Na década de 90, o Britz Bar fechou suas portas. Iniciou-se a fase mais tranqüila da rua, que dava lugar a um importante centro comercial.

Novo século, nova fase

V

Mesmo sem o Britz, a Rua Sete não perdeu sua verve boêmia a partir dos anos 2000. Ainda estão lá o Bar Bimbo, o do Gegê e o do Nei, onde até hoje, diuturnamente, é possível encontrar Edson Papo-Furado, que se diz um apaixonado pela Rua. E é exatamente ao lado do Bar do Nei que nasceu, em 2007, o ateliê Casa Aberta, local de cultura e arte. Stael Magesck, atriz, estilista e dançarina, foi morar no Centro por ser apaixonada pelo local. Lá, teve a idéia de ter uma casa aberta a toda a comunidade em que pudesse mostrar seus trabalhos.

“Vim morar na Rua Sete sonhando em ter um espaço artístico e abri-lo para a comunidade, até encontrar essa casa, da qual eu não saio nunca. Comecei a promover eventos que misturam moda, poesia, música e escultura, quando, de repente, percebi que já tinha virado uma Casa Aberta.

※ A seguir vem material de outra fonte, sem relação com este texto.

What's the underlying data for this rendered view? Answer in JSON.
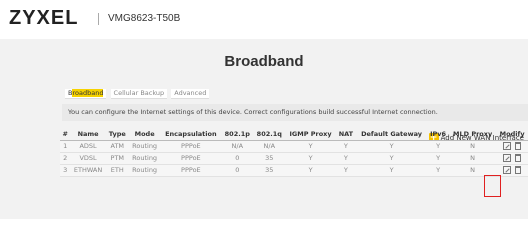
{
  "header": {
    "brand": "ZYXEL",
    "model": "VMG8623-T50B"
  },
  "page": {
    "title": "Broadband"
  },
  "tabs": [
    {
      "label_highlight": "roadband",
      "label_prefix": "B"
    },
    {
      "label": "Cellular Backup"
    },
    {
      "label": "Advanced"
    }
  ],
  "info_text": "You can configure the Internet settings of this device. Correct configurations build successful Internet connection.",
  "add_wan_label": "Add New WAN Interface",
  "table": {
    "headers": [
      "#",
      "Name",
      "Type",
      "Mode",
      "Encapsulation",
      "802.1p",
      "802.1q",
      "IGMP Proxy",
      "NAT",
      "Default Gateway",
      "IPv6",
      "MLD Proxy",
      "Modify"
    ],
    "rows": [
      [
        "1",
        "ADSL",
        "ATM",
        "Routing",
        "PPPoE",
        "N/A",
        "N/A",
        "Y",
        "Y",
        "Y",
        "Y",
        "N"
      ],
      [
        "2",
        "VDSL",
        "PTM",
        "Routing",
        "PPPoE",
        "0",
        "35",
        "Y",
        "Y",
        "Y",
        "Y",
        "N"
      ],
      [
        "3",
        "ETHWAN",
        "ETH",
        "Routing",
        "PPPoE",
        "0",
        "35",
        "Y",
        "Y",
        "Y",
        "Y",
        "N"
      ]
    ]
  },
  "colors": {
    "accent": "#f6d200",
    "highlight_box": "#e02020",
    "panel_bg": "#f2f2f2"
  }
}
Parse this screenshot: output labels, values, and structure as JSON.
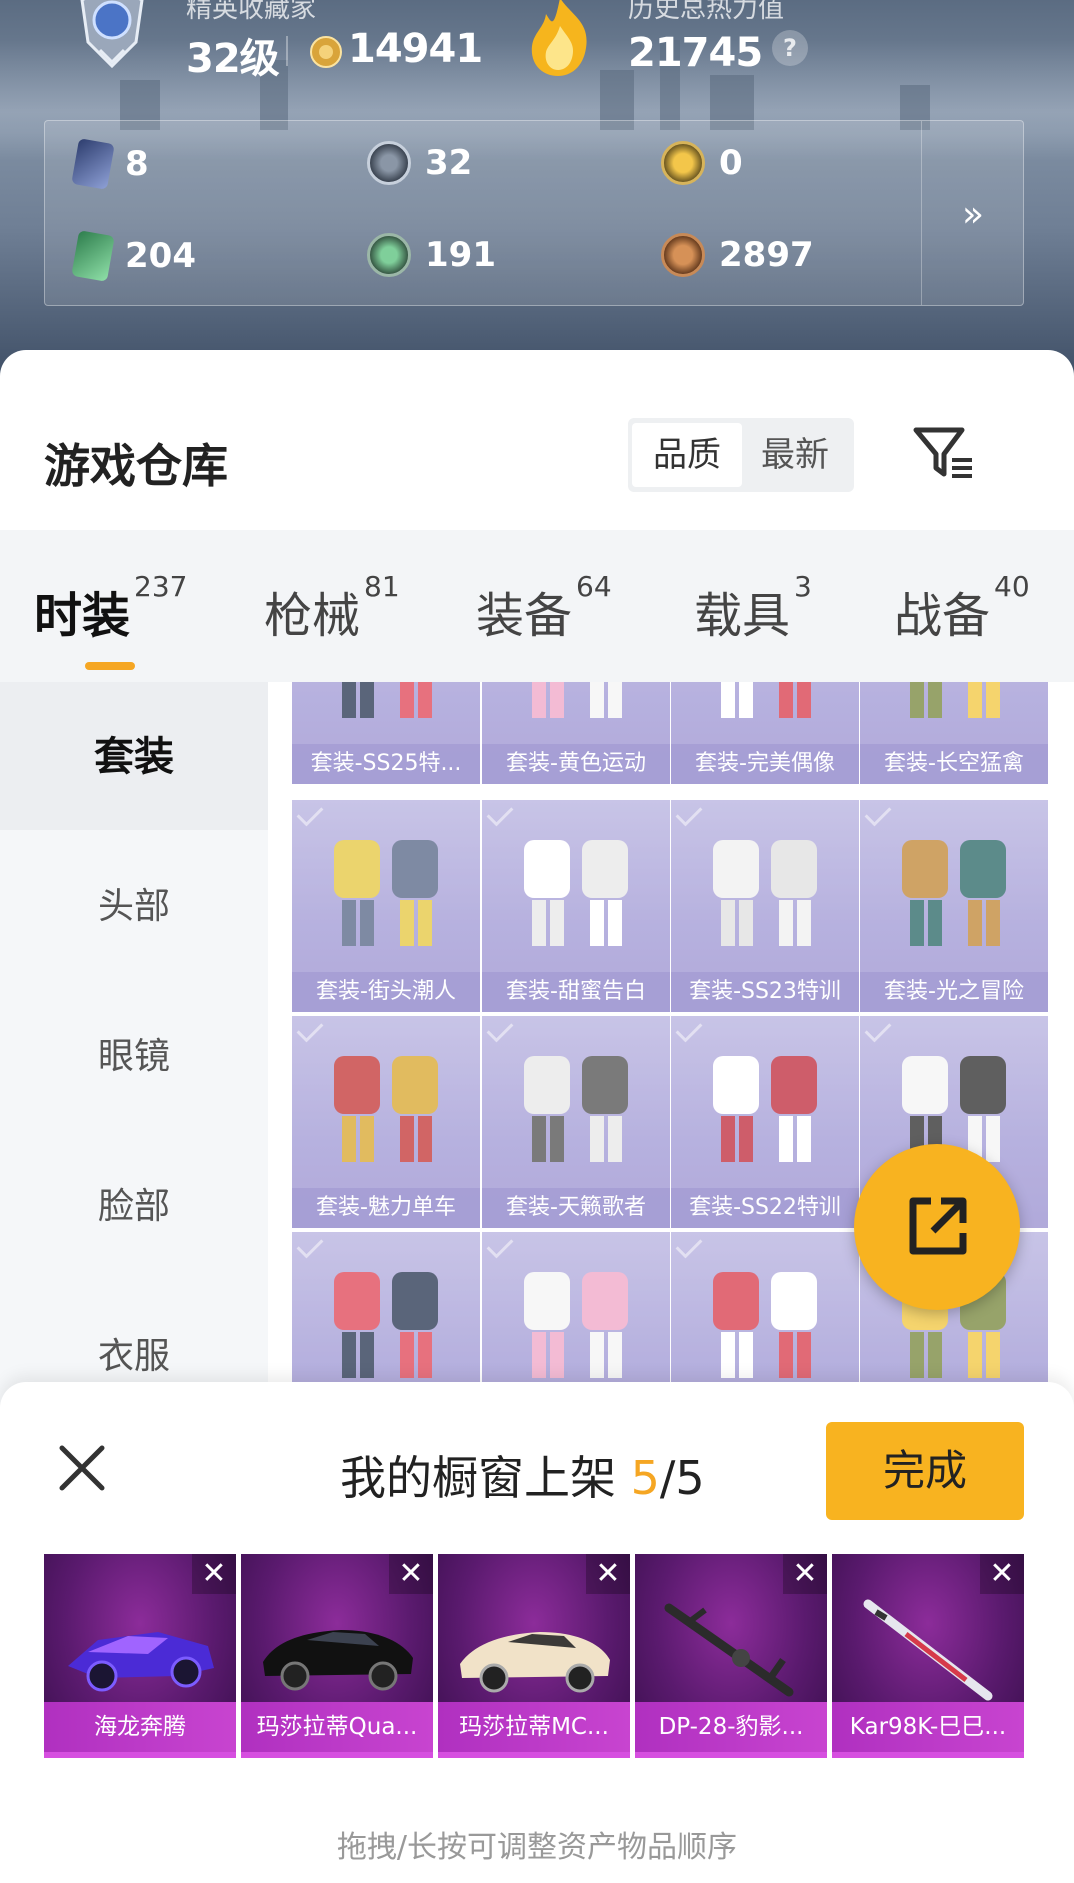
{
  "header": {
    "rank_subtitle": "精英收藏家",
    "level": "32级",
    "coin_value": "14941",
    "heat_subtitle": "历史总热力值",
    "heat_value": "21745",
    "help_icon": "?",
    "stats": [
      {
        "icon": "card-icon",
        "value": "8"
      },
      {
        "icon": "gear-coin-icon",
        "value": "32"
      },
      {
        "icon": "gold-badge-icon",
        "value": "0"
      },
      {
        "icon": "ticket-icon",
        "value": "204"
      },
      {
        "icon": "green-orb-icon",
        "value": "191"
      },
      {
        "icon": "bronze-coin-icon",
        "value": "2897"
      }
    ],
    "more_label": "»"
  },
  "warehouse": {
    "title": "游戏仓库",
    "sort_options": [
      "品质",
      "最新"
    ],
    "filter_icon": "filter-icon"
  },
  "tabs": [
    {
      "label": "时装",
      "count": "237",
      "active": true
    },
    {
      "label": "枪械",
      "count": "81"
    },
    {
      "label": "装备",
      "count": "64"
    },
    {
      "label": "载具",
      "count": "3"
    },
    {
      "label": "战备",
      "count": "40"
    }
  ],
  "side_categories": [
    "套装",
    "头部",
    "眼镜",
    "脸部",
    "衣服"
  ],
  "items": [
    "套装-SS25特...",
    "套装-黄色运动",
    "套装-完美偶像",
    "套装-长空猛禽",
    "套装-街头潮人",
    "套装-甜蜜告白",
    "套装-SS23特训",
    "套装-光之冒险",
    "套装-魅力单车",
    "套装-天籁歌者",
    "套装-SS22特训",
    "",
    "",
    "",
    "",
    ""
  ],
  "share_icon": "share-icon",
  "showcase": {
    "title_prefix": "我的橱窗上架 ",
    "count": "5",
    "total": "/5",
    "done_label": "完成",
    "slots": [
      "海龙奔腾",
      "玛莎拉蒂Qua...",
      "玛莎拉蒂MC...",
      "DP-28-豹影...",
      "Kar98K-巳巳..."
    ],
    "remove_label": "✕",
    "hint": "拖拽/长按可调整资产物品顺序"
  },
  "colors": {
    "accent": "#f8b320",
    "item_purple": "#a29bd6",
    "slot_magenta": "#c844d0"
  }
}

Um foi falando pro outro e hoje nossos eventos já se misturam com os bares e com toda a Rua Sete”.

Os eventos acontecem durante todo o ano recebem pelo menos 300 pessoas. Recentemente, a Rua Sete passou por uma revitalização, e ainda atrai blocos de carnaval, como o Regional da Nair, o Cine Rua Sete, que neste ano está em sua segunda edição, e também projetos de Cultura promovidos pelo Governo do Estado.